Par Daphna Poznanski-Benhamou :
- Membre du Bureau de l'Assemblée des Français de l'étranger
-Présidente du Conseil consulaire (circonscription Tel Aviv-Haïfa)
-Ancienne Vice-présidente de l'Assemblée des Français de l'étranger.
Il existe de nombreux livres sur l’Algérie et mon implication mémorielle dans tout ce qui touche à ce pays m’a amené à étudier de nombreux ouvrages. Depuis que j’ai fait partie de la commission « Mémoire et vérité » de l’Elysée sur la guerre d’Algérie, je suis submergé de livres ou manuscrits dont on me demande l’avis.
C’est ainsi qu’il y a très peu de temps on me donna le livre de Daphna Poznanski-Benhamou : «Les enfants de la guerre d’Algérie» qui venait de sortir en librairie aux éditions Ramsay.
Encore un livre me disais-je tout d’abord, certes il s’agissait de témoignages d’enfants mais qu’apprendrais-je de plus sur cette période. Avec une légère réticence je pris l’ouvrage :
- une vingtaine de témoignages de quelques pages chacun d’enfants juifs, chrétiens et musulmans ayant vécu leur petite enfance « là-bas » avant l’indépendance. Témoignages intéressants, mais sans plus, comme j’en avais déjà lus.
- Et le Témoignage de plus de 100 pages de Daphna auteur de l’ouvrage. Et là ce fut l’enchantement.
D’une écriture douce, chaude et limpide, Daphna, avec ses yeux d’enfant, nous fait revivre son Algérie natale. Une véritable magie sous ses mots qui dansent : «Le temps accouchait de cauchemars » dit-elle ici, «Les vents de la haine étouffaient l’air », dit-elle là.
Sans mentionner de façon précises les dates qu’un historien classique nous assènerait de façon un peu rébarbative, sa plume alerte traverse le temps. Nous suivons sous les yeux de cette enfant innocente toutes les phases de cette mauvaise guerre, des attentats de 1954 jusqu’au départ en 1962.
Pourquoi, dit-elle ? Pourquoi les balles ! Pourquoi les explosions ! Pourquoi la fuite ! Pourquoi la mort ! Ces mots simples avec la candeur de l’enfant qu’elle était prennent toutes leurs importances.

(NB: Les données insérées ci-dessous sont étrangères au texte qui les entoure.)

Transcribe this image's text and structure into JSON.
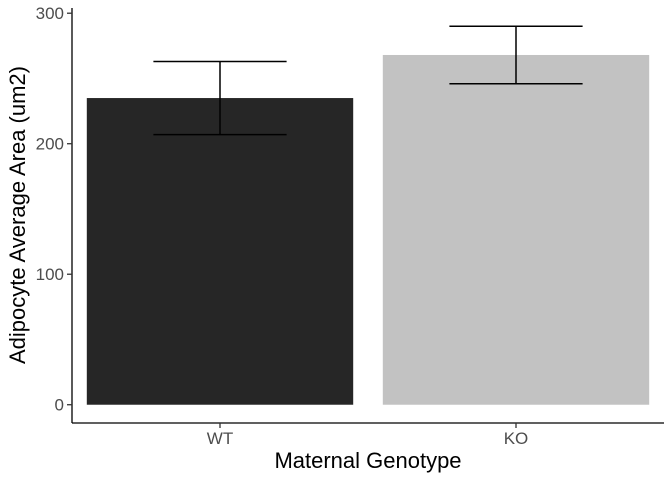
{
  "chart_data": {
    "type": "bar",
    "title": "",
    "xlabel": "Maternal Genotype",
    "ylabel": "Adipocyte Average Area (um2)",
    "categories": [
      "WT",
      "KO"
    ],
    "values": [
      235,
      268
    ],
    "error_low": [
      207,
      246
    ],
    "error_high": [
      263,
      290
    ],
    "bar_colors": [
      "#262626",
      "#c2c2c2"
    ],
    "ylim": [
      -14,
      304
    ],
    "yticks": [
      0,
      100,
      200,
      300
    ],
    "grid": false,
    "legend": "none"
  }
}
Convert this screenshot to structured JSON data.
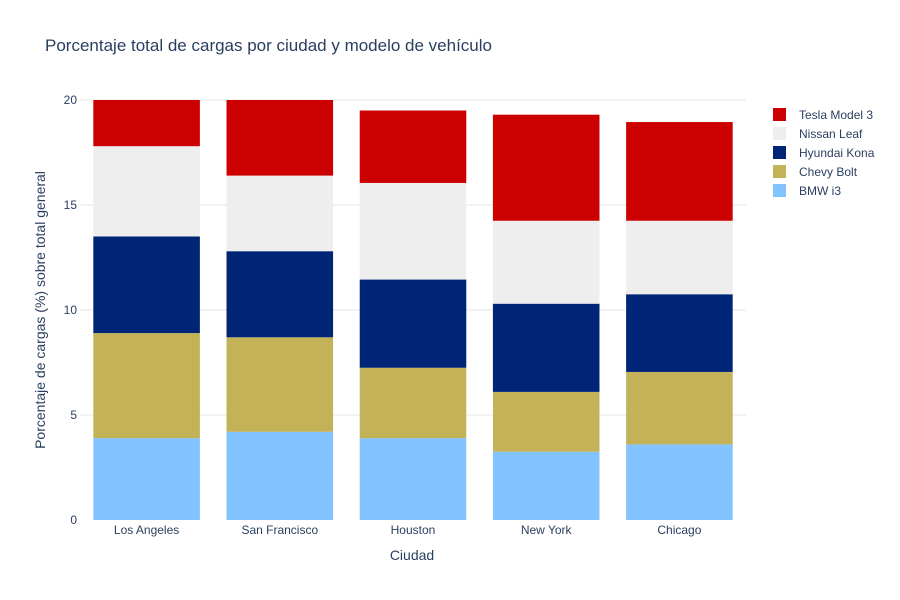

Si nous sommes régulièrement pris d’angoisse dans le récit tumultueux de cette guerre violente, parfois, par quelques mots bien choisis, Daphna nous rappelle que c’est la bouche d’une enfant qui ne voit pas le mal qui s’exprime : « guillotiné, ça veut dire quoi » dit-elle à un moment donné. Plus loin, lors du 13 mai il est question du gouvernement général envahi par la foule.

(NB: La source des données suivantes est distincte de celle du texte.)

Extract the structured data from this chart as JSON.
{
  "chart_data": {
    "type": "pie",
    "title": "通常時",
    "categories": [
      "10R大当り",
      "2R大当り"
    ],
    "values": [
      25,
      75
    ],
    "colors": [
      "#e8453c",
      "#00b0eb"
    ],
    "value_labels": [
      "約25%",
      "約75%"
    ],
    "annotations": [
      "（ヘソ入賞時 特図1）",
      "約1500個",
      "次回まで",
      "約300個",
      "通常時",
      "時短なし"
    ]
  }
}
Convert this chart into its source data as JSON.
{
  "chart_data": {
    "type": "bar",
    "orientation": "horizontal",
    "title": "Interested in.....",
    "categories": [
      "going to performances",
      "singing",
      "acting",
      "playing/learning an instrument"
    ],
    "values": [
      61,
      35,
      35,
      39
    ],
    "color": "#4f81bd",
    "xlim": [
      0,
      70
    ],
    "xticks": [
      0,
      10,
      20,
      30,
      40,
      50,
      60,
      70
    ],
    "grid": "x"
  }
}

Elle ne comprend pas : « Qu’est-ce que c’est le gouvernement général ? » dit-elle. Là aussi un autre mot candide : «Référendum ! Un mot mystérieux pour la petite fille que j’étais. »
Dans ce livre tous les épisodes de la guerre d’Algérie sont décrits : « Attentas, tracts, censure, OAS, FLN, négociations, quarteron de généraux, De Gaulle, la Valise ou le cercueil etc… ». On y lit des bouts de vie, des morceaux de guerre avec des mots du quotidien si bien choisis. On y voit l’espoir puis le désespoir du petit peuple qui ne peut lutter contre ces forces qui le dépassent, avec tout le long de ces pages des mots imagés et colorés : « Il s’ouvrit dans le pays un vaste magasin d’illusions. »
Mais elle ne juge pas, un enfant ne peut pas juger c’est ce qui donne à ce livre cette force innocente.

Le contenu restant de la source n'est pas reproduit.